The DadBall Era: Death Of Christmas Newsletters

Christmas sells lots of things, but brutal reality is not one of them—it’s bad for business.
Because I’m old, I remember as a kid reading Christmas newsletters from family and friends and folks I didn’t know at all. I’m talking the highly detailed, 1.8 billion-word Yuletide manifestos updating everyone on Uncle Earl’s dialysis treatments in Scottsdale and cousin Jeff’s junior college hockey season in Newark and every square mile of mundane information in between. Looking back at that process now—in our world of Instagram and FaceSnap and the Twitter, where our daily goings-on are posted continuously—the whole thing seems so remarkably, impossibly foreign that I can’t believe I was alive in its heyday. The very idea of a family newsletter feels like a wildly outdated construct—like talking to people on the telephone. Or scurvy.

They’re the rolling-a-hoop-with-a-stick of Christmas traditions.

That said, good on you if you still hammer those things out. Really. You’re a grittier, more old-timey family man than I am because I’m not doing that. There’s no chance. I’m not cranking out a 19-chapter breakdown of everything that went on in my boring extended family this year, and more importantly, nobody needs to suffer the dreary hardships of reading it.

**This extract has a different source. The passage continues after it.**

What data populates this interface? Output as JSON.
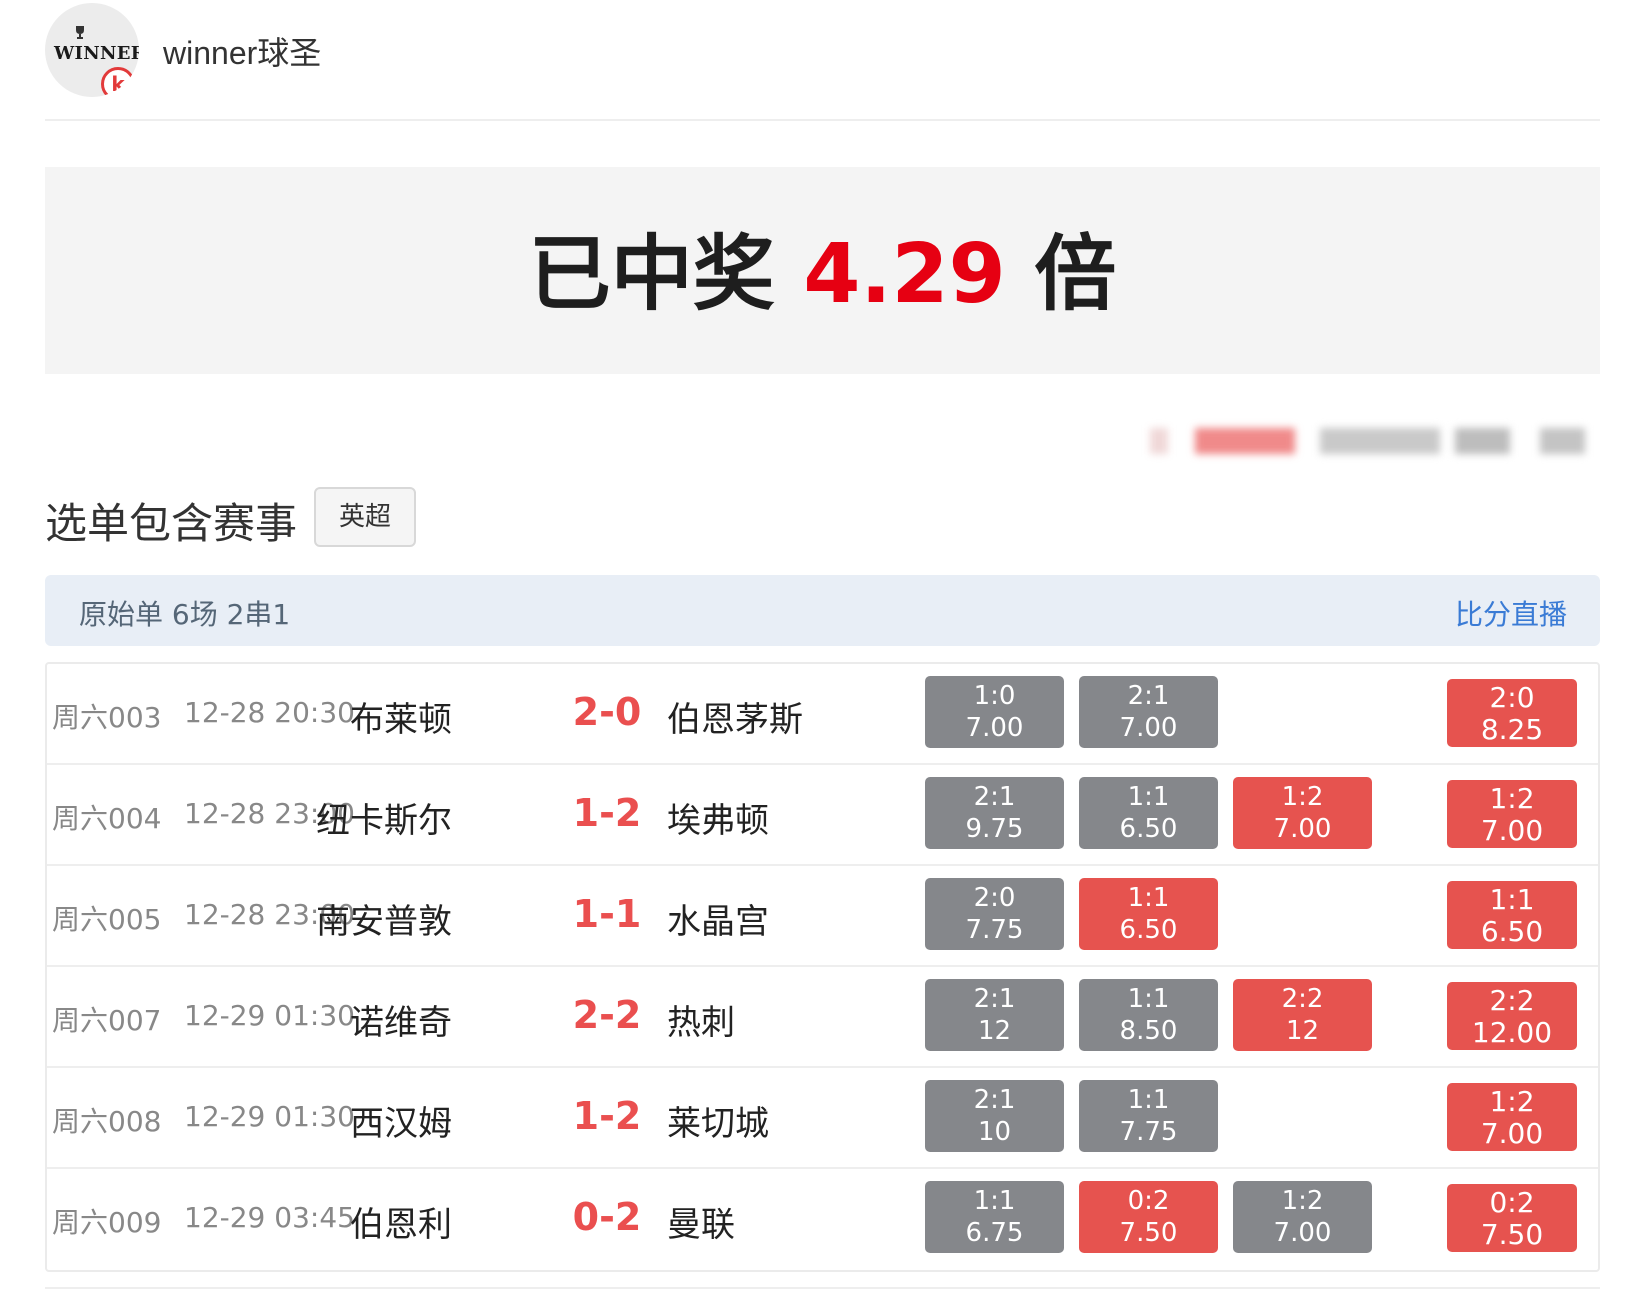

Instead, my wife and I do what everyone else our age does: we whip up postcards containing the least-terrible picture from this year’s miserable family photo shoot and slap a “PEACE” or “JOY” or whatever on there in sparkly, whimsical letters and call it a day. No muss, no 40,000-word subsections on Aunt Claire’s lumbar-fusion surgery. Thanks, TinyPrints.com!!

This is simply the way of my people, for better or worse. (With “my people” meaning exhausted 40-year-old parents.) Of course, it’s all a farce—but so what? We all KNOW it’s a farce. We’re all in on it, so it’s a victimless farce. I see your perfectly dressed, perfectly groomed kids sitting peacefully atop a pile of autumn leaves or the beach in Siesta Key in perfect, professional lighting—not trying to kill each other with makeshift medieval weaponry—and you see mine. We both know what the other 99.999999999996 percent of that wretched hour entailed: pure turmoil cooked in tension and white-knuckle stress, probably not unlike the Gemini IV space capsule reentering the atmosphere. Tears were shed. Fights broke out. There was widespread pouting. One kid power-slid through the grass and muddied up the linen J. Crew trousers he’d otherwise never be wearing; this caused Mom to silently and angrily load a shotgun nobody knew she had in the van. These are anxious, turbulent events. They always are.

The uneasiness of it, I think, stems from wanting to get it perfect—from that desire to project to friends and family the illusion that we’ve got it all figured out, that we’re not a weird grease-fire of chaos and confusion and uncertainty on most days. Our Christmas card is a carefully chosen, professionally photographed disguise. A filter, really. A filter with sparkly letters.

It’s no different than everything else everyone puts on social media.

And quit shaking your head like you’re any different, Aunt Deborah! Your six-volume Christmas newsletter in 1983 was the exact same thing. (Only boring-er!) ALL newsletters were. They were nature’s first social media platform. They were carefully chosen, meticulously written projections of normalcy and contentment and humor buried in a million cubic yards of unimportant minutiae. But those things conveniently left out the messier truths of what really went down in the family that year: how Uncle Dale began drinking a pint of vodka for breakfast every morning; Second-Cousin Cindy’s terrible, no-good yeast infection; Brother Bill’s affair with the court stenographer, and so forth. A written filter, as it were. A disguise in Tahoma 12-point. Nothing new under the North Star, gang.

So when you see my Christmas card and I see yours—and when some poor bastard has to slog through Aunt Gertie’s thousand-page newsletter—we can all nod and wink at each other and know that we’re seeing a picture, but not the whole picture. A story, but not all of it. Christmas sells lots of things, but brutal reality is not one of them—it’s bad for business. No, we’re seeing the suspension of reality. We’re seeing the magic! We’re seeing Santa and flying reindeer and impeccably behaved kids in impeccably stylish clothes not throat-punching each other in the fading Florida sunlight.